Kent State was hardly a counter-culture stronghold, consisting of mostly conservative to non-political, white, middle-class torchbearers of main-stream American values. Consequently, Susan’s political consciousness came to life beneath a yoke of general complacence that easily deferred to the status quo and that tended to distort even modest public demonstrations – a march of thirty sign-waving students across the campus, or a two hour, sympathetic sit in at Taylor Hall, or a windshield leaflet campaign – as heroic battles of epic proportions. A little drama went a long ways at Kent State and tended to pay big emotional dividends for Susan, transforming the daughter of God-fearing Nancy and Herb Kimbell of Dearborn, Michigan into Ohio’s own Joan of Arc.
Susan pulled the tendrils of hair back from her face and then fluffed and replaced the pillow, slipping her legs and bare feet back beneath the sheets. She rolled onto her side, tugging the covers as she went, physically connecting with him through a tension of fabric. He pulled back slightly, not knowing why. She sighed.

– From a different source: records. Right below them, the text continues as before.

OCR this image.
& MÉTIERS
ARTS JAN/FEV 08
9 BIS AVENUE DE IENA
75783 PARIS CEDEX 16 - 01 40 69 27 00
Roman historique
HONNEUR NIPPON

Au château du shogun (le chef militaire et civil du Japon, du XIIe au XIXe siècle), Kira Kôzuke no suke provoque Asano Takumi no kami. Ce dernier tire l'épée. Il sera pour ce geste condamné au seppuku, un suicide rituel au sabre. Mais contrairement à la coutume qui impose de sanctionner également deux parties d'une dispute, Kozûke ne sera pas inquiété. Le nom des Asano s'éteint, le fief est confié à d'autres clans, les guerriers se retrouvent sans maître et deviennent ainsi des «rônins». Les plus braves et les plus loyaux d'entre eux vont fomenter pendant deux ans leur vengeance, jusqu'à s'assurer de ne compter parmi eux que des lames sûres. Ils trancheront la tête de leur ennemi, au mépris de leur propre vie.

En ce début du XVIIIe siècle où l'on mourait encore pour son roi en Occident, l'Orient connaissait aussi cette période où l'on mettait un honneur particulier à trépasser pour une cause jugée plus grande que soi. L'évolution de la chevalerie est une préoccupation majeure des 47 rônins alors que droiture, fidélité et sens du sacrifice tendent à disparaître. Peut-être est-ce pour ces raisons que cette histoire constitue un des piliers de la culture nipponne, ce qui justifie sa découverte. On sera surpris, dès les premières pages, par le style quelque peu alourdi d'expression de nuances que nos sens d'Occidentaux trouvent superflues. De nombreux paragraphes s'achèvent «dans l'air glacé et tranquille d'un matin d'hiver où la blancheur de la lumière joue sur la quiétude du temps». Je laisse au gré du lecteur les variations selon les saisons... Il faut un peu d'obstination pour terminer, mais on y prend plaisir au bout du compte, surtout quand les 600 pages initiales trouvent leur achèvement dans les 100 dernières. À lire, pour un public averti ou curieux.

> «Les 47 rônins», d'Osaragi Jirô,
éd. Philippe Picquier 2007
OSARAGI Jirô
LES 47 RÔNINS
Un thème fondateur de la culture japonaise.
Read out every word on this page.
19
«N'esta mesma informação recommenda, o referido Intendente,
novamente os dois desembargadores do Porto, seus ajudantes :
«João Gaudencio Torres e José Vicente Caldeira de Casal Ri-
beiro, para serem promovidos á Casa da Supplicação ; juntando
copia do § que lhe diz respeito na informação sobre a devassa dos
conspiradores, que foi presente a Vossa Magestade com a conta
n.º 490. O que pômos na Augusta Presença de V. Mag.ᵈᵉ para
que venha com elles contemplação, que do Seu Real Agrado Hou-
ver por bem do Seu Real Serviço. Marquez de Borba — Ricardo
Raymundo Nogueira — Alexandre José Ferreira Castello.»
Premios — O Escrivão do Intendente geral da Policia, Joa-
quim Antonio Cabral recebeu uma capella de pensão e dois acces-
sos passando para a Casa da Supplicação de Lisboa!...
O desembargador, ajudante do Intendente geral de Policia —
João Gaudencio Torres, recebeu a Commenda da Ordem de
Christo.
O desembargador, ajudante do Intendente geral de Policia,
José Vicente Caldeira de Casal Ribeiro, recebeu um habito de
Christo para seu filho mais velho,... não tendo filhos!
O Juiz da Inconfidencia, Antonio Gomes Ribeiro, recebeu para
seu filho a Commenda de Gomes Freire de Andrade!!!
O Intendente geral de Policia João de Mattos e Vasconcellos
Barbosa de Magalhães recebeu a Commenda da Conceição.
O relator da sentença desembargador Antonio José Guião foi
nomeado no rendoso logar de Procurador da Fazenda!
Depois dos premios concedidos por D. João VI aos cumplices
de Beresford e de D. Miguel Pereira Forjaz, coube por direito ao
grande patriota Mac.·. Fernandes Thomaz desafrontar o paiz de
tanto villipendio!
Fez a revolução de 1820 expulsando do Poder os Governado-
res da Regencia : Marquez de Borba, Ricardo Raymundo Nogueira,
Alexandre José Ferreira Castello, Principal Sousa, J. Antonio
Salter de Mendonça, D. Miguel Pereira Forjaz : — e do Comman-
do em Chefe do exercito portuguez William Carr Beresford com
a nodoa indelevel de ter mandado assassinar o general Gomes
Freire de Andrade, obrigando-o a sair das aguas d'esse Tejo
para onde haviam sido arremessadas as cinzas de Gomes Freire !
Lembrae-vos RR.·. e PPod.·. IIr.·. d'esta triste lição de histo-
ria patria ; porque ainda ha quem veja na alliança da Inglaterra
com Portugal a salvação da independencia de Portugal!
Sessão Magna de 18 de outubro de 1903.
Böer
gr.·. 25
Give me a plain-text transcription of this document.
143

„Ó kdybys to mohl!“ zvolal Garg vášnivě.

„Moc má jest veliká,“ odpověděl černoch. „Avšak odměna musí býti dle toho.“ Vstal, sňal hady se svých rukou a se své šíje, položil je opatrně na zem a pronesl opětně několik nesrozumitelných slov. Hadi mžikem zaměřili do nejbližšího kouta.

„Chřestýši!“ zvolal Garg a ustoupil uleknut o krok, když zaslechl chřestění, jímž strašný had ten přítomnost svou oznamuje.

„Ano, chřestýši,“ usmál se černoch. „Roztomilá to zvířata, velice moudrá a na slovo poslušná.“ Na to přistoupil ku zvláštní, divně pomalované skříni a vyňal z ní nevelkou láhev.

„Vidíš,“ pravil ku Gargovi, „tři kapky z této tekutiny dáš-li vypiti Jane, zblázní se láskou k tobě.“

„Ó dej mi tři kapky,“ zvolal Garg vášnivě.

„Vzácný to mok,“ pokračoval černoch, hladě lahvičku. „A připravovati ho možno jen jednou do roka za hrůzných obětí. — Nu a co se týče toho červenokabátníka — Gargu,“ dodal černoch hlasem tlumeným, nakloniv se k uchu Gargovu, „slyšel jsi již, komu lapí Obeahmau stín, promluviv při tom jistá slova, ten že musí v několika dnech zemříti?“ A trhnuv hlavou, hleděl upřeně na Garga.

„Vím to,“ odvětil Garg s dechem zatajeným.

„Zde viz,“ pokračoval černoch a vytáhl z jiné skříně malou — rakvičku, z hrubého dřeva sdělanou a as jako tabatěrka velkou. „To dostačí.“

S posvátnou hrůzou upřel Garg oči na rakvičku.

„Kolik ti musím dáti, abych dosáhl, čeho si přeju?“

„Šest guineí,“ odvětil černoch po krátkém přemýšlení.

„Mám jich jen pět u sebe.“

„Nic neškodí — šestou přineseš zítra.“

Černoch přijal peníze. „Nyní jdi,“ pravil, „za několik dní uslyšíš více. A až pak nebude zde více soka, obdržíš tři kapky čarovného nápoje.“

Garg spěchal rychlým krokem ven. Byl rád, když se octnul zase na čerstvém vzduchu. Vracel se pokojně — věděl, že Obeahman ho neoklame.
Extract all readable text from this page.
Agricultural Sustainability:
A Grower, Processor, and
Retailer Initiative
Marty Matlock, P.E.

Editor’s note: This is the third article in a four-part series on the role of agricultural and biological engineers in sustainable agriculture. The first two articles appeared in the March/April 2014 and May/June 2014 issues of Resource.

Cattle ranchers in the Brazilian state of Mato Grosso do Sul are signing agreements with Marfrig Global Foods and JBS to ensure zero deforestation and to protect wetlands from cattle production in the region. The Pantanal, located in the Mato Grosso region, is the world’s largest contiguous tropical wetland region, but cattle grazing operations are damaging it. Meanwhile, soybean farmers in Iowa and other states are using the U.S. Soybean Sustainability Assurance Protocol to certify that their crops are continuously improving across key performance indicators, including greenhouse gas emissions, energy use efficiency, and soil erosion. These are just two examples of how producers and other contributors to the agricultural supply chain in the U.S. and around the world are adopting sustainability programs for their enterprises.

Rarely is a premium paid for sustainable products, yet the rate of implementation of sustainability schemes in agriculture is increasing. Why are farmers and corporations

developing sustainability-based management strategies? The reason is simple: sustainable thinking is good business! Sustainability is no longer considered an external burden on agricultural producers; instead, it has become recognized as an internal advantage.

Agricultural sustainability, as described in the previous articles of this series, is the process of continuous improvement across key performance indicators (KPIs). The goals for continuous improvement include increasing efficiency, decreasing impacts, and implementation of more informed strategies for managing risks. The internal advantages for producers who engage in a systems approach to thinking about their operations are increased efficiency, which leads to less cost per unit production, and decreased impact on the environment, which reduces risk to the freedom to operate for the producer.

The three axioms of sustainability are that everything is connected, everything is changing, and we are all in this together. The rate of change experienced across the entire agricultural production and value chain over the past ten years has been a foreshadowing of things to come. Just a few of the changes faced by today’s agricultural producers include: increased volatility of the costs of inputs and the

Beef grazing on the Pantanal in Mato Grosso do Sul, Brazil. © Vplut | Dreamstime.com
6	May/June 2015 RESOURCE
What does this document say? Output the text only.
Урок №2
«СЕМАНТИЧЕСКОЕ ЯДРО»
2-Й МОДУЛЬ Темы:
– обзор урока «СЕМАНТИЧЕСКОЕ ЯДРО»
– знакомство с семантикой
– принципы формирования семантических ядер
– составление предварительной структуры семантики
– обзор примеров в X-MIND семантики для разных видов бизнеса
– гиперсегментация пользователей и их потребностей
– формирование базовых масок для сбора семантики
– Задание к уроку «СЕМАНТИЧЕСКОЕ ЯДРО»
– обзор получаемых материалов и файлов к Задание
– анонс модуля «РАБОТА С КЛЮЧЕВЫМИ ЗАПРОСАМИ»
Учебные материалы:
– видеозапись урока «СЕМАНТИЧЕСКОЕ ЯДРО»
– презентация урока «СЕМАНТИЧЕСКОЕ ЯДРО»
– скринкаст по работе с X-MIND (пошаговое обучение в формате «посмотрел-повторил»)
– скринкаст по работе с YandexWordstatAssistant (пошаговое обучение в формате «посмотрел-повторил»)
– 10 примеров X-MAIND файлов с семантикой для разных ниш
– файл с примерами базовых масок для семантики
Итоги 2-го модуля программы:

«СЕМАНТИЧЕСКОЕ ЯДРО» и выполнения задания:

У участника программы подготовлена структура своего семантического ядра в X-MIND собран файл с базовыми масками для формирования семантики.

They had been an improbable pair, to say the least. Hollis had pursued a business degree at the University of Northwestern Ohio (back when it was still the Northwestern School of Com
merce) with an eye towards all the traditional markers and trappings of success – a nice home, a nice car, a nice pension, approving parents, an upper-class of society that respected him. Susan, by contrast, had pursued a teaching degree at Kent State with an eye towards changing the world – peace, love, harmony, equality, and a society without classes. Where Hollis was emotionally reserved, Susan was prone to emotional lability. Where Hollis tended toward introspection, expressing only that which had been polished and sculpted for public consumption, Susan tended to express herself in the moment without any regard for the quality of the thought or how it might be perceived. Where Hollis forced himself forward in the world, driven by a quiet internal pressure to succeed and to be accepted, Susan allowed herself to gravitate, as if in a free float, towards those people and things that she loved.
Susan enjoyed marijuana; Hollis did not.
Hollis wore underwear; Susan did not.
But, however improbable, Susan had loved him. Even barefoot and braless and well before the dew was off the lily of her idealism, she had loved him. In his more candid moments, this affection had always baffled him, although it never stopped him from accepting it as genuine.
In the early years, Hollis tended to explain Susan’s attraction for him rather self-deprecatingly as a triumph of shallow physicality over all matters of substance. It was a triumph of genetics. He was a competitive swimmer. She had seen his shoulders and his arms and his thighs and his dripping bare chest. She had seen him win the 200 meter butterfly, leading the fighting UNOH Dogstars to victory against her home team. She had seen him push himself effortlessly out of the pool in his starburst trunks, slicking back his dark curls as she sat demurely with the other freshmen in the bleachers, her nascent political consciousness still swaddled in her brain like an unexploded bomb.
Had they met under other circumstances, maybe two years later, after her brain had taken full control, he probably would never have appealed to her. She probably would have hated him. But Hollis had gotten in line early, when the chemistry of attraction was the only consideration. Biology, he had told himself, had been given a head start, and by the time Susan’s conscience began evaluating the world, he had the unfair advantages of momentum and a relative exemption from scrutiny.